9. Concept checking – show a picture rather than explain. If they don’t understand English, how will they understand more words? Also, a picture will enable them to pull from their previous learning or life experience, giving you a foundation to build language upon.

10. Older learners still need support, even at GCSE Grade 3. Once they sound fluent, don’t assume that they no longer need support, particularly with higher-level written tasks or polishing of their oral English when doing presentations.

11. Practically involve the bilingual beginner in classroom activity  in their silent period e.g. communicating, repeating learnt phrases  relevant to subject, giving out or collecting books or sheets, buddying up with appropriate students. Don’t leave them out, just because they can’t speak yet.

12. Produce or find appropriate texts – Be aware of the level of language difficulty for a bilingual: grammatical (passive, long sentences, relative clauses), subject or experiential (cultural) assumed knowledge are barriers. Children’s books with child slang will not be appropriate. Give simple non-fiction instead.

13. Provide strategies for bilinguals to approach texts – sequencing, gap filling, true or false, headlines, colour-coding — anything that helps them separate out information-carrying words from the grammar that directs those words.

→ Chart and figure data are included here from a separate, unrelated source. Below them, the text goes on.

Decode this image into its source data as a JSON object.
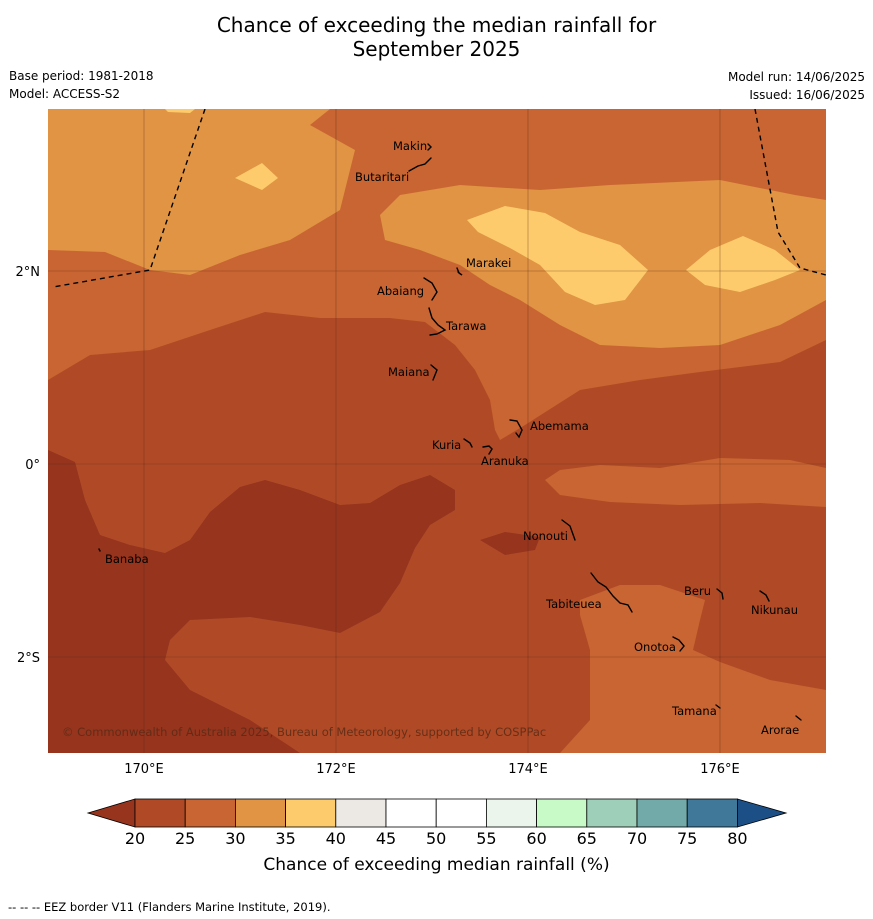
{
  "title": {
    "line1": "Chance of exceeding the median rainfall for",
    "line2": "September 2025"
  },
  "meta": {
    "base_period": "Base period: 1981-2018",
    "model": "Model: ACCESS-S2",
    "model_run": "Model run: 14/06/2025",
    "issued": "Issued: 16/06/2025"
  },
  "map": {
    "lat_labels": [
      "2°N",
      "0°",
      "2°S"
    ],
    "lon_labels": [
      "170°E",
      "172°E",
      "174°E",
      "176°E"
    ],
    "copyright": "© Commonwealth of Australia 2025, Bureau of Meteorology, supported by COSPPac",
    "islands": [
      "Makin",
      "Butaritari",
      "Marakei",
      "Abaiang",
      "Tarawa",
      "Maiana",
      "Abemama",
      "Kuria",
      "Aranuka",
      "Nonouti",
      "Banaba",
      "Tabiteuea",
      "Beru",
      "Nikunau",
      "Onotoa",
      "Tamana",
      "Arorae"
    ]
  },
  "colorbar": {
    "label": "Chance of exceeding median rainfall (%)",
    "ticks": [
      "20",
      "25",
      "30",
      "35",
      "40",
      "45",
      "50",
      "55",
      "60",
      "65",
      "70",
      "75",
      "80"
    ],
    "colors": [
      "#96341e",
      "#b04a26",
      "#c96532",
      "#e09444",
      "#fdcb6b",
      "#ece8e4",
      "#ffffff",
      "#ffffff",
      "#ebf5eb",
      "#c8fac8",
      "#9ecfb8",
      "#72aaa9",
      "#3f7899",
      "#1d4f87"
    ]
  },
  "footnote": "-- -- -- EEZ border V11 (Flanders Marine Institute, 2019)."
}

14. Reinforce concepts and words over a period of time – bilingual students will miss some of the facts and concepts the first time around.

15. Using audio and film – provide lessons and materials for students to go over again on their own e.g. make PowerPoint lessons available online in a student shared area or on-line education platform like Edmodo.

16. Use Google Images or Google Translate to give an idea of the thing, process, concept being taught: concept first, then language. Always find as many pictures of the topic or items mentioned in the story so the students can work on acquiring the flow of English. Otherwise they will get stuck on the noun they don’t know and miss everything else!